Risk management is part of strategic management and is inseparable from daily operations of the company. In managing risks, the main objective of the company is to determine larger and significant risks and to optimally manage these risks so that the company achieves its strategic and financial objectives. The company considers it important to assess aggregate group risks, instead of the impact factors of individual risks. Turning constant attention to risk management enables to exclude or minimise a possible financial loss. The following are deemed by the company to be the most significant risks: market risk, operational risk and financial risk, including interest rate risk, foreign currency risk, credit risk, liquidity risk, equity risk and legal risks.
The company manages risks so as to achieve its strategic and financial objectives.
Group risk management is coordinated by the management board. In addition, the management board of each subsidiary develops, implements and maintains processes covering subsidiary’s activities for the management of all material risks impacting the activity and results of the group. Each group company and business unit must ensure that risks are managed on an ongoing basis with reference to the objectives it has been assigned.

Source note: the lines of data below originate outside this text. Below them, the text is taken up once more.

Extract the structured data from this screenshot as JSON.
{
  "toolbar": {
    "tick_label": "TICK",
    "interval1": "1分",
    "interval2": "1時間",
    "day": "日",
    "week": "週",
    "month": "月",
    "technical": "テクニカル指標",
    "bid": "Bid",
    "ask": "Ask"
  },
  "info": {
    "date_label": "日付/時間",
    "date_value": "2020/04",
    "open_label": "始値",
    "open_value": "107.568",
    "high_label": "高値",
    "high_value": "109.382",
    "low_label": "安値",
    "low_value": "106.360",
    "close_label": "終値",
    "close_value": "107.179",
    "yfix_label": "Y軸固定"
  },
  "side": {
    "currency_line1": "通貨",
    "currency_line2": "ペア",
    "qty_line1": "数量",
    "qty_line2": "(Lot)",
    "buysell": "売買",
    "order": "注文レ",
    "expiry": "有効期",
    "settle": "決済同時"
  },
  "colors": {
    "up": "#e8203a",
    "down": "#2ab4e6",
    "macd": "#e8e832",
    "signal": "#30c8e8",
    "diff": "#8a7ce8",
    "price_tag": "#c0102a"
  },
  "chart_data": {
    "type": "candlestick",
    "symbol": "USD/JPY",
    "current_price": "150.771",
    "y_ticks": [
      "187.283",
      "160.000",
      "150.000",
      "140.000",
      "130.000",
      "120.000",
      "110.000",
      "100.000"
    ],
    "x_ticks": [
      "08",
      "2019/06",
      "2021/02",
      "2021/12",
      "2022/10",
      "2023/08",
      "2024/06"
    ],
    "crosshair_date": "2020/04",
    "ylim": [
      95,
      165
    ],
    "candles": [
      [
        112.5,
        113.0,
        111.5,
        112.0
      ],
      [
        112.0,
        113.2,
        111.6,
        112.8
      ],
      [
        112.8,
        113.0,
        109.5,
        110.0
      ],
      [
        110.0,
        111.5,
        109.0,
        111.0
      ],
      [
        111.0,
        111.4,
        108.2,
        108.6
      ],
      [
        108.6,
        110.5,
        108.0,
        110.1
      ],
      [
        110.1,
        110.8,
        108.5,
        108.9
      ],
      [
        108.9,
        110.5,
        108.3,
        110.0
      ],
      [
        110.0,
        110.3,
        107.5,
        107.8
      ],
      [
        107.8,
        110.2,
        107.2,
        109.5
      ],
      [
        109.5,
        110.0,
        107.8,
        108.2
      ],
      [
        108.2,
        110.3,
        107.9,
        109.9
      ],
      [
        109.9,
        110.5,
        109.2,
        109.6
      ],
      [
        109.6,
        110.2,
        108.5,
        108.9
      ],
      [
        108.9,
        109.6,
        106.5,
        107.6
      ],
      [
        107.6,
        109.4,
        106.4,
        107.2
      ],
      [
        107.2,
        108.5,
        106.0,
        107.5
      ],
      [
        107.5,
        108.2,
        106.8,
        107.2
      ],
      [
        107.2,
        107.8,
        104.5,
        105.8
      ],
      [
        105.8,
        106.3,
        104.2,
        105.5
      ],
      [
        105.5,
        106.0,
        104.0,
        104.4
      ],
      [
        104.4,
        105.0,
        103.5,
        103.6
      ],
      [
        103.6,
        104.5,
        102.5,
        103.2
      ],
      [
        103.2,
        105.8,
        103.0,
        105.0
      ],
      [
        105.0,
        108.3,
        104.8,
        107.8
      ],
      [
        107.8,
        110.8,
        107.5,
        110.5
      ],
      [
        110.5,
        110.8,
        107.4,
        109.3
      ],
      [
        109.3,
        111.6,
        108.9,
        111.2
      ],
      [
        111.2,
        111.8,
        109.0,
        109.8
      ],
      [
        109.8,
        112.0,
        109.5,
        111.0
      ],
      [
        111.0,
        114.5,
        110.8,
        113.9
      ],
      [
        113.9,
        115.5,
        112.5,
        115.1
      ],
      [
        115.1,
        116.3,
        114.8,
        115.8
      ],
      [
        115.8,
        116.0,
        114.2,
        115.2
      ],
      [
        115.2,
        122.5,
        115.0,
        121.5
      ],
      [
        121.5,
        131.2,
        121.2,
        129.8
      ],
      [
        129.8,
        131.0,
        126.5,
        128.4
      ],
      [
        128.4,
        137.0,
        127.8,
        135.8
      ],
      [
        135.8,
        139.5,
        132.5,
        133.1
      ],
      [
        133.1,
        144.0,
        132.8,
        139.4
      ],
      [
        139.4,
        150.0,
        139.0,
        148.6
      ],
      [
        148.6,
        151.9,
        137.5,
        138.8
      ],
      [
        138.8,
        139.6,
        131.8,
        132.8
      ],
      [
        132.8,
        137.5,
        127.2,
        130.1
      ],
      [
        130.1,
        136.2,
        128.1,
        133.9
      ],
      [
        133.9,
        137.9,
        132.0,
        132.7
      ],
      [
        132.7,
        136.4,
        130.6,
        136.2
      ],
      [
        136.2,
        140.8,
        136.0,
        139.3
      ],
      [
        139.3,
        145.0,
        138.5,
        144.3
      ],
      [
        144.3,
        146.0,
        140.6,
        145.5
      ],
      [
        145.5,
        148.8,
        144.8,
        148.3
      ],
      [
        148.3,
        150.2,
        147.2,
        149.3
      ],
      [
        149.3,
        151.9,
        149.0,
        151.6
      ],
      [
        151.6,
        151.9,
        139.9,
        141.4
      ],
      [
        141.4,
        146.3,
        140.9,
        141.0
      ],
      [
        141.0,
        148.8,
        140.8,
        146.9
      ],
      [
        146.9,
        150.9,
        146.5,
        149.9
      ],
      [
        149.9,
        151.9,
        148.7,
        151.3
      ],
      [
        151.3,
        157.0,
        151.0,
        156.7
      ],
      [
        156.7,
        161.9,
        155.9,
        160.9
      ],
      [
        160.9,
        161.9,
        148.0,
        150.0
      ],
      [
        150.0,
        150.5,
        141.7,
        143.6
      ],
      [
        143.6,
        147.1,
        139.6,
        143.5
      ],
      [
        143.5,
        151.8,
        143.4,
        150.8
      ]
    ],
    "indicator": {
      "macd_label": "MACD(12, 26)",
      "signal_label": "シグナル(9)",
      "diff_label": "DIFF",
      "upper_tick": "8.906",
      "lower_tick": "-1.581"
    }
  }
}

Risk-taking is a normal part of business but in doing so, one must be convinced that if the risk materialises, purposeful and sustainable activity is maintained with reference to the strategy of the company and business unit. The group assesses ongoing business risks and risks affecting investments in a calculated manner.
Merko Ehitus divides risks into four main categories
The biggest business risks relate to the entry to new markets and segments, the management of existing inventories and investments and the execution of awarded construction contracts.
Major volatility of input prices in the construction sector could complicate the budgeting process, completion of
projects at planned costs, cause additional risks in carrying out fixed-price construction contracts and weaken projects’ profitability.
Financial risks include risks related to adequate capitalisation level and financing, currency, interest rate and credit risk. Financial risks are managed through accounting and finance rules, as well as audit.
Risks caused by inadequate or ineffective processes, people, equipment, systems or external events. The main goal of risk management is to reduce the effect of unwanted events.